Present at the Creation: My Years in the State Department
Title | Present at the Creation: My Years in the State Department PDF eBook |
Author | Dean Acheson |
Publisher | W. W. Norton & Company |
Total Pages | 858 |
Release | 1987-09-17 |
Genre | History |
ISBN | 1324064609 |
Winner of the Pulitzer Prize With deft portraits of many world figures, Dean Acheson analyzes the processes of policy making, the necessity for decision, and the role of power and initiative in matters of state. Acheson (1893–1971) was not only present at the creation of the postwar world, he was one of its chief architects. He joined the Department of State in 1941 as Assistant Secretary of State for Economic Affairs and, with brief intermissions, was continuously involved until 1953, when he left office as Secretary of State at the end of the Truman years. Throughout that time Acheson's was one of the most influential minds and strongest wills at work.
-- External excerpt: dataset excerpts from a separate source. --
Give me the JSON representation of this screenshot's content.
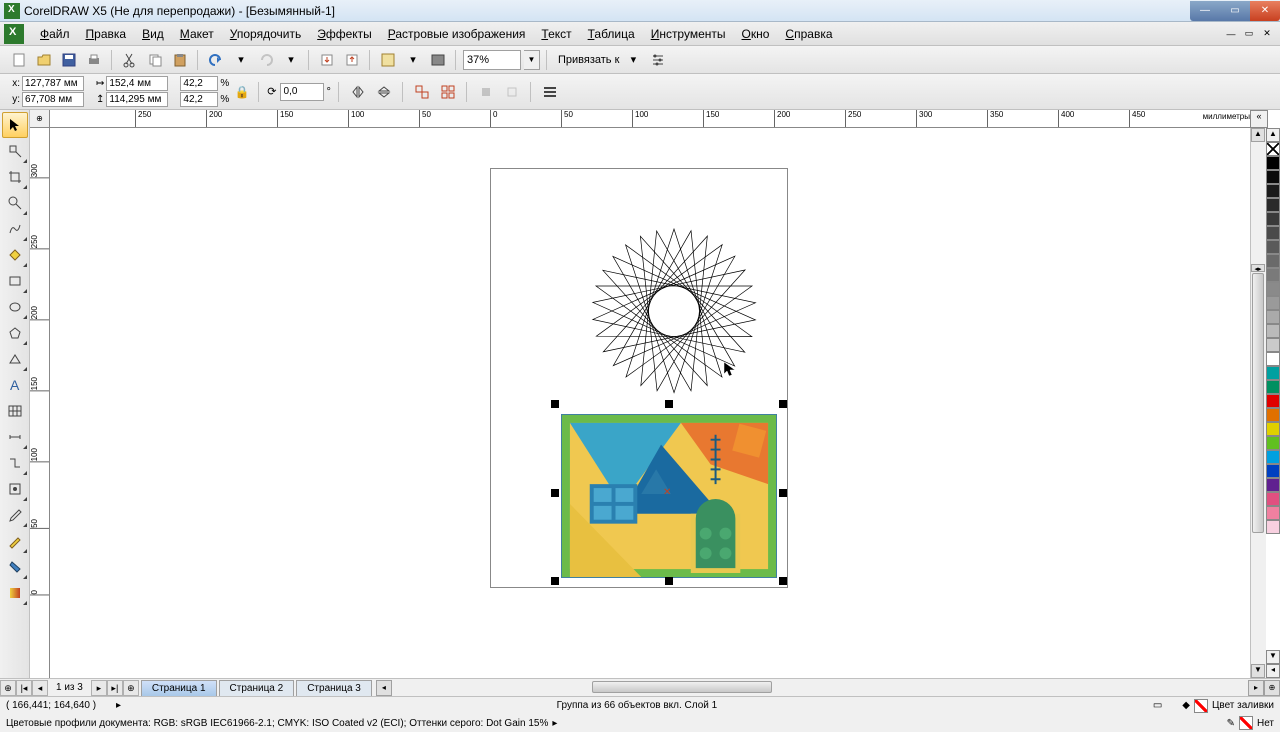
{
  "title": "CorelDRAW X5 (Не для перепродажи) - [Безымянный-1]",
  "menu": [
    "Файл",
    "Правка",
    "Вид",
    "Макет",
    "Упорядочить",
    "Эффекты",
    "Растровые изображения",
    "Текст",
    "Таблица",
    "Инструменты",
    "Окно",
    "Справка"
  ],
  "toolbar": {
    "zoom": "37%",
    "snap_label": "Привязать к"
  },
  "props": {
    "x_label": "x:",
    "y_label": "y:",
    "x": "127,787 мм",
    "y": "67,708 мм",
    "w": "152,4 мм",
    "h": "114,295 мм",
    "sx": "42,2",
    "sy": "42,2",
    "pct": "%",
    "rot": "0,0",
    "deg": "°"
  },
  "ruler": {
    "unit": "миллиметры",
    "h_ticks": [
      -250,
      -200,
      -150,
      -100,
      -50,
      0,
      50,
      100,
      150,
      200,
      250,
      300,
      350,
      400,
      450
    ],
    "v_ticks": [
      300,
      250,
      200,
      150,
      100,
      50,
      0
    ]
  },
  "pages": {
    "count": "1 из 3",
    "tabs": [
      "Страница 1",
      "Страница 2",
      "Страница 3"
    ]
  },
  "status": {
    "coords": "( 166,441; 164,640 )",
    "selection": "Группа из 66 объектов вкл. Слой 1",
    "fill_label": "Цвет заливки",
    "stroke_label": "Нет",
    "profiles": "Цветовые профили документа: RGB: sRGB IEC61966-2.1; CMYK: ISO Coated v2 (ECI); Оттенки серого: Dot Gain 15%"
  },
  "palette": [
    "#000000",
    "#0a0a0a",
    "#1a1a1a",
    "#2a2a2a",
    "#3a3a3a",
    "#4a4a4a",
    "#5a5a5a",
    "#6a6a6a",
    "#7a7a7a",
    "#8a8a8a",
    "#9a9a9a",
    "#aaaaaa",
    "#bababa",
    "#cacaca",
    "#ffffff",
    "#00a0a0",
    "#009060",
    "#e00000",
    "#e07000",
    "#e0d000",
    "#60c020",
    "#00a0e0",
    "#0040c0",
    "#602090",
    "#e05080",
    "#f080a0",
    "#f8d0e0"
  ]
}
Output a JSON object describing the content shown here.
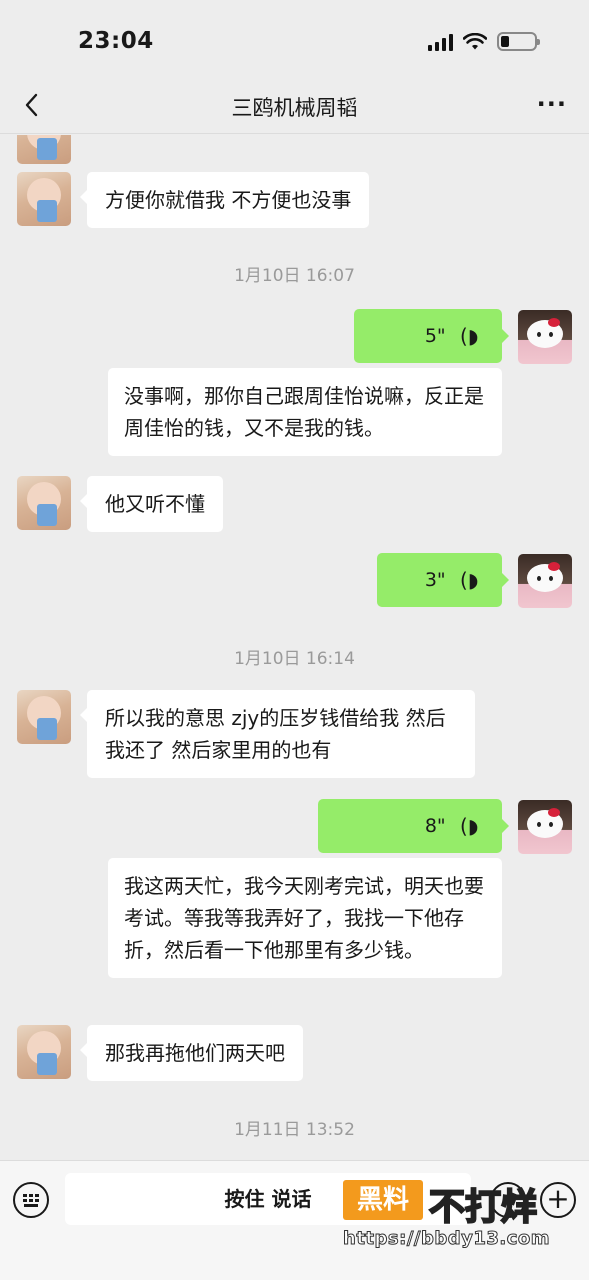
{
  "status_bar": {
    "time": "23:04"
  },
  "nav": {
    "title": "三鸥机械周韬",
    "more": "···"
  },
  "messages": {
    "m1": {
      "text": "方便你就借我 不方便也没事"
    },
    "ts1": "1月10日 16:07",
    "v1": {
      "duration": "5\"",
      "transcript": "没事啊，那你自己跟周佳怡说嘛，反正是周佳怡的钱，又不是我的钱。"
    },
    "m2": {
      "text": "他又听不懂"
    },
    "v2": {
      "duration": "3\""
    },
    "ts2": "1月10日 16:14",
    "m3": {
      "text": "所以我的意思 zjy的压岁钱借给我 然后我还了 然后家里用的也有"
    },
    "v3": {
      "duration": "8\"",
      "transcript": "我这两天忙，我今天刚考完试，明天也要考试。等我等我弄好了，我找一下他存折，然后看一下他那里有多少钱。"
    },
    "m4": {
      "text": "那我再拖他们两天吧"
    },
    "ts3": "1月11日 13:52"
  },
  "input_bar": {
    "talk_label": "按住 说话"
  },
  "watermark": {
    "badge": "黑料",
    "text": "不打烊",
    "url": "https://bbdy13.com"
  },
  "colors": {
    "background": "#ededed",
    "my_bubble": "#95ec69",
    "their_bubble": "#ffffff",
    "watermark_orange": "#f39a1d"
  }
}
It was a period that included World War II, the reconstruction of Europe, the Korean War, the development of nuclear power, the formation of the United Nations and NATO. It involved him at close quarters with a cast that starred Truman, Roosevelt, Churchill, de Gaulle, Marshall, MacArthur, Eisenhower, Attlee, Eden Bevin, Schuman, Dulles, de Gasperi, Adenauer, Yoshida, Vishinsky, and Molotov.
Fire in the Lake
Title | Fire in the Lake PDF eBook |
Author | Frances FitzGerald |
Publisher | Little, Brown |
Total Pages | 434 |
Release | 2009-05-30 |
Genre | History |
ISBN | 0316074640 |
Frances FitzGerald's landmark history of Vietnam and the Vietnam War, "a compassionate and penetrating account of the collision of two societies that remain untranslatable to one another." (New York Times Book Review) This magisterial work, based on Frances FitzGerald's many years of research and travels, takes us inside the history of Vietnam -- the traditional, ancestor-worshiping villages, the conflicts between Communists and anti-Communists, Catholics and Buddhists, generals and monks, the disruption created by French colonialism, and America's ill-fated intervention -- and reveals the country as seen through Vietnamese eyes. Originally published in 1972, Fire in the Lake was the first history of Vietnam written by an American and won the Pulitzer Prize, the Bancroft Prize, and the National Book Award. With a clarity and insight unrivaled by any author before it or since, Frances FitzGerald illustrates how America utterly and tragically misinterpreted the realities of Vietnam.